Are You Ready?
It’s happened, hasn’t it? The final threads of 2014’s annual cloak have been sewn, stitched and buttoned up. Get ready … our brand new year is here!
Get ready! What does that really mean? I don’t know about you, but it seems that in the last decade or so our nation has taken the phrase “get ready” and made it a cultural badge of pride and overarching necessity. It reminds me of the chant from the book The Wizard of Oz; but instead of “follow the yellow brick road” it’s “we must get them ready!” Move over munchkins, monkeys and Dorothy; I’m ready to pull the wizardly curtain back and ask, “Ready for what?” and “Why?”
I hear and read “get them ready” on an almost daily basis when it concerns our young people. In conversations, presentations and publications – it’s everywhere. We have to get them ready! Get them ready for preschool, kindergarten, first grade, second, and third and on and on. And it just keeps going like a dysfunctional energizer bunny – before they’re out of elementary school, we’re working on getting them ready for middle school, then high school, and of course, college. And no, it doesn’t end there! Next our young adults need to get themselves ready for a job, a promotion, a raise, a better job, and then finally, retirement. Whew! Are you as exhausted as I am?! Imagine the toll that our individual and collective efforts to “get them ready” are taking on our little and not-so-little ones!
The push to “get them ready” is likely well-intentioned. I do believe some level of preparation for all things new is appropriate. But, I am convinced that as a result of our ever-increasing zeal to “get them ready” (for …?), we’re robbing our children of their present moments. If they are always in a state of being made ready for some adult-appointed developmental landmark, there is little to no time for them to just “be” – to think, play, relax, create, breathe, enjoy and experience things in the moment. And we all know that both the love of learning and the actual act of learning are best nurtured when one is able to take time and explore, question, wonder, interact, think, make mistakes, try again and be present. And isn’t that truly what we want for our children? Then why are we so determined to “get them ready?” Whose agenda are we really meeting?
If this resonates with you, I encourage you to join others who are questioning the overwhelming message to “get them ready.” Instead, let’s get ourselves ready with information and support to share with those who make the decisions about how children’s learning environments are structured. Let’s help each other do the right thing for our kids and, ultimately, for our society and the world itself.

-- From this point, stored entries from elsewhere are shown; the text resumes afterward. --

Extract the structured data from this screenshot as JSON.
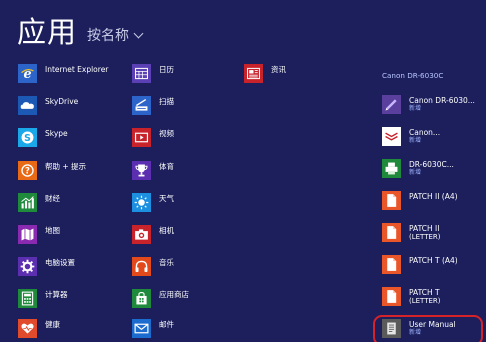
{
  "header": {
    "title": "应用",
    "sort_label": "按名称"
  },
  "columns": {
    "col1": [
      {
        "label": "Internet Explorer",
        "icon": "internet-explorer-icon",
        "color": "#2d64c9"
      },
      {
        "label": "SkyDrive",
        "icon": "skydrive-cloud-icon",
        "color": "#1c59b5"
      },
      {
        "label": "Skype",
        "icon": "skype-icon",
        "color": "#1aa8e8"
      },
      {
        "label": "帮助 + 提示",
        "icon": "help-icon",
        "color": "#e86a16"
      },
      {
        "label": "财经",
        "icon": "finance-chart-icon",
        "color": "#1f8a3b"
      },
      {
        "label": "地图",
        "icon": "maps-icon",
        "color": "#8a2ab0"
      },
      {
        "label": "电脑设置",
        "icon": "settings-gear-icon",
        "color": "#5b2fb0"
      },
      {
        "label": "计算器",
        "icon": "calculator-icon",
        "color": "#1f8a3b"
      },
      {
        "label": "健康",
        "icon": "health-heart-icon",
        "color": "#e24a2c"
      }
    ],
    "col2": [
      {
        "label": "日历",
        "icon": "calendar-icon",
        "color": "#5a3fb5"
      },
      {
        "label": "扫描",
        "icon": "scan-icon",
        "color": "#2d64c9"
      },
      {
        "label": "视频",
        "icon": "video-icon",
        "color": "#c8222b"
      },
      {
        "label": "体育",
        "icon": "sports-trophy-icon",
        "color": "#5b2fb0"
      },
      {
        "label": "天气",
        "icon": "weather-sun-icon",
        "color": "#1c8fe0"
      },
      {
        "label": "相机",
        "icon": "camera-icon",
        "color": "#c8222b"
      },
      {
        "label": "音乐",
        "icon": "music-headphones-icon",
        "color": "#e24a1c"
      },
      {
        "label": "应用商店",
        "icon": "store-bag-icon",
        "color": "#1f8a3b"
      },
      {
        "label": "邮件",
        "icon": "mail-icon",
        "color": "#1c6cd0"
      }
    ],
    "col3": [
      {
        "label": "资讯",
        "icon": "news-icon",
        "color": "#c8222b"
      }
    ],
    "col4": {
      "group_title": "Canon DR-6030C",
      "items": [
        {
          "label": "Canon DR-6030...",
          "sub": "新增",
          "icon": "canon-scanner-icon",
          "color": "#5a3f9f"
        },
        {
          "label": "Canon...",
          "sub": "新增",
          "icon": "canon-document-icon",
          "color": "#ffffff"
        },
        {
          "label": "DR-6030C...",
          "sub": "新增",
          "icon": "scanner-printer-icon",
          "color": "#1f8a3b"
        },
        {
          "label": "PATCH II (A4)",
          "sub": "",
          "icon": "pdf-document-icon",
          "color": "#e8562a"
        },
        {
          "label": "PATCH II",
          "sub": "(LETTER)",
          "icon": "pdf-document-icon",
          "color": "#e8562a"
        },
        {
          "label": "PATCH T (A4)",
          "sub": "",
          "icon": "pdf-document-icon",
          "color": "#e8562a"
        },
        {
          "label": "PATCH T",
          "sub": "(LETTER)",
          "icon": "pdf-document-icon",
          "color": "#e8562a"
        },
        {
          "label": "User Manual",
          "sub": "新增",
          "icon": "manual-document-icon",
          "color": "#5a5a5a"
        }
      ]
    }
  },
  "colors": {
    "background": "#1c1f5c",
    "highlight": "#d6232a"
  }
}
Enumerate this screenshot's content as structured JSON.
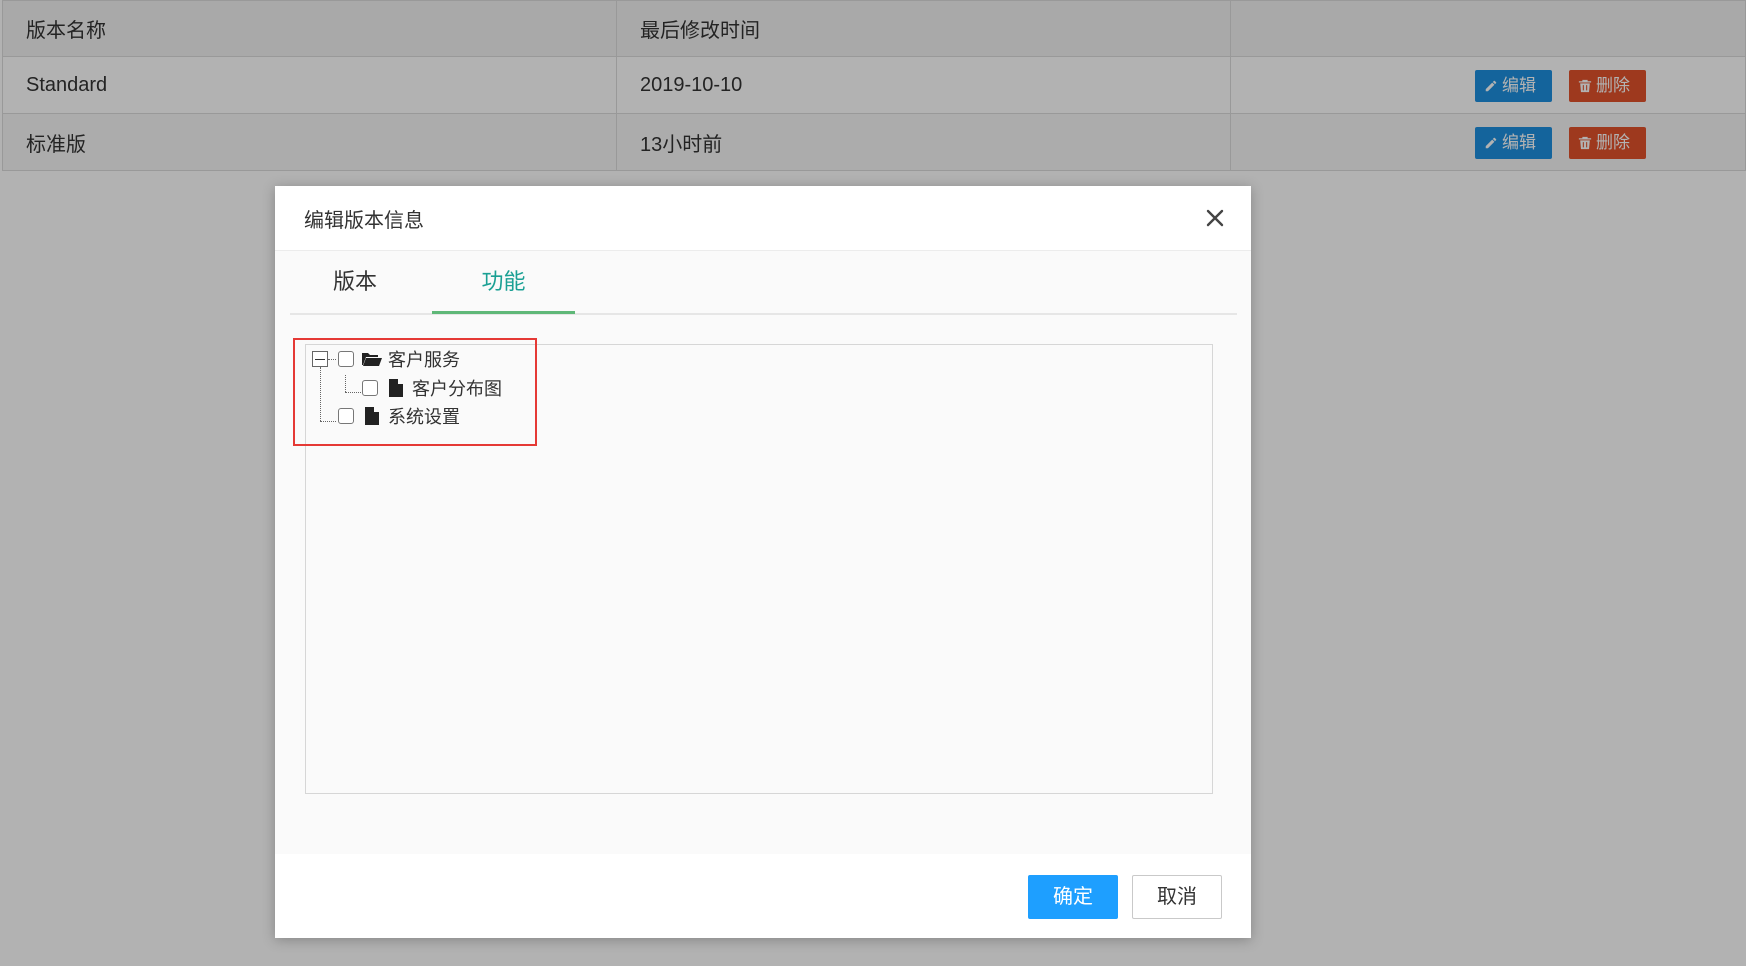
{
  "table": {
    "headers": [
      "版本名称",
      "最后修改时间",
      ""
    ],
    "rows": [
      {
        "name": "Standard",
        "modified": "2019-10-10",
        "edit_label": "编辑",
        "delete_label": "删除"
      },
      {
        "name": "标准版",
        "modified": "13小时前",
        "edit_label": "编辑",
        "delete_label": "删除"
      }
    ]
  },
  "modal": {
    "title": "编辑版本信息",
    "close_icon": "close-icon",
    "tabs": [
      {
        "label": "版本",
        "active": false
      },
      {
        "label": "功能",
        "active": true
      }
    ],
    "tree": [
      {
        "label": "客户服务",
        "icon": "folder-open-icon",
        "expanded": true,
        "checked": false,
        "children": [
          {
            "label": "客户分布图",
            "icon": "file-icon",
            "checked": false
          }
        ]
      },
      {
        "label": "系统设置",
        "icon": "file-icon",
        "checked": false
      }
    ],
    "ok_label": "确定",
    "cancel_label": "取消"
  },
  "colors": {
    "accent": "#1e9fff",
    "edit_button": "#1e90e0",
    "delete_button": "#e2522c",
    "active_tab": "#1aa094",
    "tab_underline": "#5fb878",
    "highlight_box": "#e53935"
  }
}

Start by checking out some books today, including Their Name is Today by Johann Arnold, What Does It Mean to be Well Educated by Alfie Kohn and Taking Back Childhood by Nancy Carlsson-Paige. These are but a few of the many resources the library has for you as you work to support your child getting a little less “ready”, a lot less stressed and much more eager to learn in ways that are meaningful, respectful and developmentally appropriate. Are you ready?